Comment 10 for bug 1624013

Revision history for this message
Jianghua Wang (wjh-fresh) wrote :

More observation from my side:

The problem is the following command:
mysql -uclustercheck -pOObsCqCTtkLkRHK52n0H0N8O -Nbe "show status like 'wsrep_local_state_comment'" | grep -q -e Synced && sleep 10

will result into this error:
(HY000): Can't connect to local MySQL server through socket '/var/run/mysqld/mysqld.sock' (111)

If we check into the environment just after the deployment failure, we can get the same error by manually running the mysql commands. But the error will go away after a while - actually need wait for a long while (not sure of the exact time, but >1 hour in one of my test).

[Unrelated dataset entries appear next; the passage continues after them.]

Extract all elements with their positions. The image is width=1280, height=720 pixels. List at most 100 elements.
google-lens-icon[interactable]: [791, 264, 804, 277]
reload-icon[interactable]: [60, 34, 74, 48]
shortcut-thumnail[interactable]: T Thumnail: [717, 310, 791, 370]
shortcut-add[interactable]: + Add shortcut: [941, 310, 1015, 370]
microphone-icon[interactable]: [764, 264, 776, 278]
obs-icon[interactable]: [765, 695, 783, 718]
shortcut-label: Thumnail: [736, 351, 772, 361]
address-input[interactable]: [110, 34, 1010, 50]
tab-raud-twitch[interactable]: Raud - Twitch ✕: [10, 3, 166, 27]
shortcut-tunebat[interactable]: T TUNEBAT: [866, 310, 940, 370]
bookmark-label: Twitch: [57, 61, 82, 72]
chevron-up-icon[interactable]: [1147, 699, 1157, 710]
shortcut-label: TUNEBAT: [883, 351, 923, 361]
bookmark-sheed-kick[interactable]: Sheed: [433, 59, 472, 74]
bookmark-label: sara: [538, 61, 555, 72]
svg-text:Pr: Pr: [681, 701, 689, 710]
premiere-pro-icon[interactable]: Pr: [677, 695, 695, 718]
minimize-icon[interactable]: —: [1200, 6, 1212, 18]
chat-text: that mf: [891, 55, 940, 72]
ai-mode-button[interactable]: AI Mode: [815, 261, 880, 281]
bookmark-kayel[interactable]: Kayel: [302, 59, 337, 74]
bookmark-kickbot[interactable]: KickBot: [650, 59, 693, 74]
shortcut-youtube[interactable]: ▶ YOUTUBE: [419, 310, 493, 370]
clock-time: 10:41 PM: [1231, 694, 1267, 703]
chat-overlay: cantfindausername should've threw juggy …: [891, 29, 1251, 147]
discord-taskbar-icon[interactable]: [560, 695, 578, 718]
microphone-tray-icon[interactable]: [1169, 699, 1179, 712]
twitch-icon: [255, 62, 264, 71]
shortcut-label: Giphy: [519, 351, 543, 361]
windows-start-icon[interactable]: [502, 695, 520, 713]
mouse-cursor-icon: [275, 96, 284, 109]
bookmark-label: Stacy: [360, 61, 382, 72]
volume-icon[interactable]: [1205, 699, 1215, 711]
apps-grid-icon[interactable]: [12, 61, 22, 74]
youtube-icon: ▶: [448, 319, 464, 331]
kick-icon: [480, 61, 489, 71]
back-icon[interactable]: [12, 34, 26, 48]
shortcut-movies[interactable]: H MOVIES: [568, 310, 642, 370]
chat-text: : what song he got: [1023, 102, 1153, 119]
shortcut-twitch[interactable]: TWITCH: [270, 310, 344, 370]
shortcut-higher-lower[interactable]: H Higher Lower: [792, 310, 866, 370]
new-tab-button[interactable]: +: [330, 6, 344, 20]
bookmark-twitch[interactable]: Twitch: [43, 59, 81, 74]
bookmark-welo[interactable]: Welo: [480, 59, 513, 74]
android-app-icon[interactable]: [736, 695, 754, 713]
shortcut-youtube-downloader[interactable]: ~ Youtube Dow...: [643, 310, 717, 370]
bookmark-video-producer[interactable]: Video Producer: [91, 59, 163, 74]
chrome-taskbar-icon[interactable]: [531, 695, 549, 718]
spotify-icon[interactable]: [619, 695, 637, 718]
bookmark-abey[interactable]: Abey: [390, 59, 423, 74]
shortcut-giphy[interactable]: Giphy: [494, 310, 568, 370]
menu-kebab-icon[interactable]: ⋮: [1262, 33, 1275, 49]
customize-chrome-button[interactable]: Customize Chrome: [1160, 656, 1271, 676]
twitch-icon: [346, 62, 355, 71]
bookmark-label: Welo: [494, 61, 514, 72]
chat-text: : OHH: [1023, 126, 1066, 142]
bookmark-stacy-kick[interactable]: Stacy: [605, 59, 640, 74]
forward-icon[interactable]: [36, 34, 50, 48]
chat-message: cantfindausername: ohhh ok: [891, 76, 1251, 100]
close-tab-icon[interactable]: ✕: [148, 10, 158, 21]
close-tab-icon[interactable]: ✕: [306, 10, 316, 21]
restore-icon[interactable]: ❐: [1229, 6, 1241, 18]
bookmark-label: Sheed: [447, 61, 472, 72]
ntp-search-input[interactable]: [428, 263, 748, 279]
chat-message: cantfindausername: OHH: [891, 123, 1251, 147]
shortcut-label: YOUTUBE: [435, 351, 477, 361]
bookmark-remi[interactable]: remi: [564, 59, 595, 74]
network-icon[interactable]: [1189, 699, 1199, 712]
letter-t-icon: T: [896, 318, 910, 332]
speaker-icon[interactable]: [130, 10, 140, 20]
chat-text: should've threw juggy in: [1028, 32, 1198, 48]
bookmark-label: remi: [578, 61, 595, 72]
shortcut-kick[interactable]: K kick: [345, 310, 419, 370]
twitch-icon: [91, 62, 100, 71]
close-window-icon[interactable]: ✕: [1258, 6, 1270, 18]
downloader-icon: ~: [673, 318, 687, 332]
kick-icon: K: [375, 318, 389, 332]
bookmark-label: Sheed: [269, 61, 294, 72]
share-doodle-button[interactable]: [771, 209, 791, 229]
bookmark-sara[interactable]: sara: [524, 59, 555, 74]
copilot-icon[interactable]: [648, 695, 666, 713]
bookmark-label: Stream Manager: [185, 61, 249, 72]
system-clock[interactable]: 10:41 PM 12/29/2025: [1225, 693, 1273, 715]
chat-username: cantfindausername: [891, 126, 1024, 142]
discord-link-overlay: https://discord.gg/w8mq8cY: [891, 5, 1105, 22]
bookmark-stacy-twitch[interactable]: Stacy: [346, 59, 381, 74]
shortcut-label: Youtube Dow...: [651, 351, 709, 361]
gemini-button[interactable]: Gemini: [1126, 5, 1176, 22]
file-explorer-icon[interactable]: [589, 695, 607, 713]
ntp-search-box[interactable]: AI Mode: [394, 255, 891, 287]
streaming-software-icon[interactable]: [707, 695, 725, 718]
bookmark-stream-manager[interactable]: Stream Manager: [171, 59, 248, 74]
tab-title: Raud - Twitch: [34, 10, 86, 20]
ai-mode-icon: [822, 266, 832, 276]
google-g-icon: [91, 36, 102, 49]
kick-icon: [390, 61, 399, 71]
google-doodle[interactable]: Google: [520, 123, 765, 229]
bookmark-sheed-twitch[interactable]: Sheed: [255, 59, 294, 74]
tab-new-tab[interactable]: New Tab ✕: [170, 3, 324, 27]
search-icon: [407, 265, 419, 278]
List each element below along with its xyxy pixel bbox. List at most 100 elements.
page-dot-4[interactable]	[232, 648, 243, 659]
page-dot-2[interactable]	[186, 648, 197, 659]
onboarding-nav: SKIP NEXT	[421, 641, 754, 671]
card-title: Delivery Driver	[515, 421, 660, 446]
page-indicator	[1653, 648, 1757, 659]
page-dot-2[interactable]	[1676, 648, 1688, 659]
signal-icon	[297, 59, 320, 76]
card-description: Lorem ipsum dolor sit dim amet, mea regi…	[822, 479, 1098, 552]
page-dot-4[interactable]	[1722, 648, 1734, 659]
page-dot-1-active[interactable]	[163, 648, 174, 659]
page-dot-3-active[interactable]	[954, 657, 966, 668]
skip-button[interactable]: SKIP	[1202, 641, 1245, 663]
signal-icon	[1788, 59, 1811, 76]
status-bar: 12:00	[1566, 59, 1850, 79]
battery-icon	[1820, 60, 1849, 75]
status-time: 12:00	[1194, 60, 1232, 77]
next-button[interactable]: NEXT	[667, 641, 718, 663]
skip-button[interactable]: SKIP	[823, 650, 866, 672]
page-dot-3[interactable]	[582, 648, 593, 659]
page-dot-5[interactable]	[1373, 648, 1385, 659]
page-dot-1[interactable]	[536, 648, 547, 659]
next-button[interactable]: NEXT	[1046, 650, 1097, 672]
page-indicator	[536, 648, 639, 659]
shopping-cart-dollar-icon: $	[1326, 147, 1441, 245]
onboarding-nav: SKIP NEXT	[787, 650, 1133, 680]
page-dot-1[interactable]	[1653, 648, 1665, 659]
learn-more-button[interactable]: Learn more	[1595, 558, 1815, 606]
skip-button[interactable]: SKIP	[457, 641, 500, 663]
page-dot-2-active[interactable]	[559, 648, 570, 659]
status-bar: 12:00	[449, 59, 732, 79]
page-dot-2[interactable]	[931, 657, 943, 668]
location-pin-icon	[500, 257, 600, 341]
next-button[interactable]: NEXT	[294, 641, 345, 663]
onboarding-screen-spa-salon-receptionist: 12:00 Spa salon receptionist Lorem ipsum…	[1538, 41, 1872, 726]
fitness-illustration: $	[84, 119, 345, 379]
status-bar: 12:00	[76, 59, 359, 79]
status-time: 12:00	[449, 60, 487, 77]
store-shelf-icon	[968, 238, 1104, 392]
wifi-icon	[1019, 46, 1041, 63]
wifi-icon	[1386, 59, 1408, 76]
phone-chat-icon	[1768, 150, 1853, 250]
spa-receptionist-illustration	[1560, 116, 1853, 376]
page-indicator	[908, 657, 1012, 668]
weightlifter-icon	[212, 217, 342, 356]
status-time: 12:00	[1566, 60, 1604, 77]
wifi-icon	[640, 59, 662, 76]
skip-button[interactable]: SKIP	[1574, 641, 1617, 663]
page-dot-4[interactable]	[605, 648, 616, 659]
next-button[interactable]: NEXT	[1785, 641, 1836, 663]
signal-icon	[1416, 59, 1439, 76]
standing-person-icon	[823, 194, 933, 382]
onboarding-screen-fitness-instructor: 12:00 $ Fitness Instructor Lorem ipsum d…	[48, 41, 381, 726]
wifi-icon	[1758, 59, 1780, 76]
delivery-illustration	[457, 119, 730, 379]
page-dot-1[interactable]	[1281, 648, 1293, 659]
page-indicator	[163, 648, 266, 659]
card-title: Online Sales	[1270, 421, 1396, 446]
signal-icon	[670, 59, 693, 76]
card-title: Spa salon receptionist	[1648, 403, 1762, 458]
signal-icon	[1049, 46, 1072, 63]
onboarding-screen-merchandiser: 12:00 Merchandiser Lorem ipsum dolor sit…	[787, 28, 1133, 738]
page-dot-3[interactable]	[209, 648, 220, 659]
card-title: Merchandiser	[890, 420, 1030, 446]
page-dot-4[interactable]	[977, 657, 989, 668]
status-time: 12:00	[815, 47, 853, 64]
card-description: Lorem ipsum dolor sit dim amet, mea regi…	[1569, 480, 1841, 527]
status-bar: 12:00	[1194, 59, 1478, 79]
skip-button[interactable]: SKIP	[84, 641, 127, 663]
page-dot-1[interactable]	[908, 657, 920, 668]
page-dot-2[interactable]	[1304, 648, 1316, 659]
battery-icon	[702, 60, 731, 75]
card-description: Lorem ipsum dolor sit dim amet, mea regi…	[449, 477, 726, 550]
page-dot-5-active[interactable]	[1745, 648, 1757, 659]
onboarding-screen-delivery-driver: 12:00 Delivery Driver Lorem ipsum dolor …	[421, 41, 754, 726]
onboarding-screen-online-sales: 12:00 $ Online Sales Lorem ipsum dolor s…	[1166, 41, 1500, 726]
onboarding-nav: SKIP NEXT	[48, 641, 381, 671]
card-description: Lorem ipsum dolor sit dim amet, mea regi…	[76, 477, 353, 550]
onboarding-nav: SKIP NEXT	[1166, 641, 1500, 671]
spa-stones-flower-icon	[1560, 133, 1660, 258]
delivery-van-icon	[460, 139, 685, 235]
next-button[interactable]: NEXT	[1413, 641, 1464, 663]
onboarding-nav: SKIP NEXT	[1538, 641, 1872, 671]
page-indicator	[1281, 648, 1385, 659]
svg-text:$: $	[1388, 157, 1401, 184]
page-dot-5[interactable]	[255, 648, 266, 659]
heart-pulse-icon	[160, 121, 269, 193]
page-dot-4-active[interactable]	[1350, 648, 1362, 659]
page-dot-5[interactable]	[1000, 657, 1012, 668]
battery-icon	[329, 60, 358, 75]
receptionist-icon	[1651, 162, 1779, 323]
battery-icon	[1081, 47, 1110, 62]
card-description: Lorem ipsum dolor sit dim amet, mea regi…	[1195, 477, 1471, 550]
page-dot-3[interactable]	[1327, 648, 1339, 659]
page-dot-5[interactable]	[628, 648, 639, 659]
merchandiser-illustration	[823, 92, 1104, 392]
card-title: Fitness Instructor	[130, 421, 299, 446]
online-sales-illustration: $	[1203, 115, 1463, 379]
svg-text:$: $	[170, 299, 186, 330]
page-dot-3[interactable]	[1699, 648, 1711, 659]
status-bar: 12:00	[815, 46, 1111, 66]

When a new controller node joined, it seems mysql will try to transfer State Snapshot from other existing controllers. During this transferring period, mysql doesn't give regular service. That may have resulted the error.

But I have no idea so far why SS transfer takes longer than expected. Any idea on what we can do for further trouble shooting?

root@node-25:~# pstree -pas 17159
init,1
  └─mysqld_safe,17159 /usr/bin/mysqld_safe --pid-file=/var/run/resource-agents/mysql-wss/mysql-wss.pid --socket=/var/run/mysqld/mysqld.sock ...
      ├─logger,18113 -t mysqld -p daemon.error
      └─mysqld,18112 --basedir=/usr --datadir=/var/lib/mysql --plugin-dir=/usr/lib/mysql/plugin --user=mysql --open-files-limit=102400...
          ├─sh,18257 -c...
          │ └─wsrep_sst_xtrab,18258 -ue /usr//bin/wsrep_sst_xtrabackup-v2 --role joiner --address 192.168.0.7 --auth root:iM9VWfY1anaR5ZXWconKfZq3 ...
          │ ├─socat,18530 -u TCP-LISTEN:4444,reuseaddr stdio
          │ └─xbstream,18531 -x
          ├─{mysqld},18114
          ├─{mysqld},18252
          ├─{mysqld},18253
          ├─{mysqld},18254
          ├─{mysqld},18255
          └─{mysqld},18256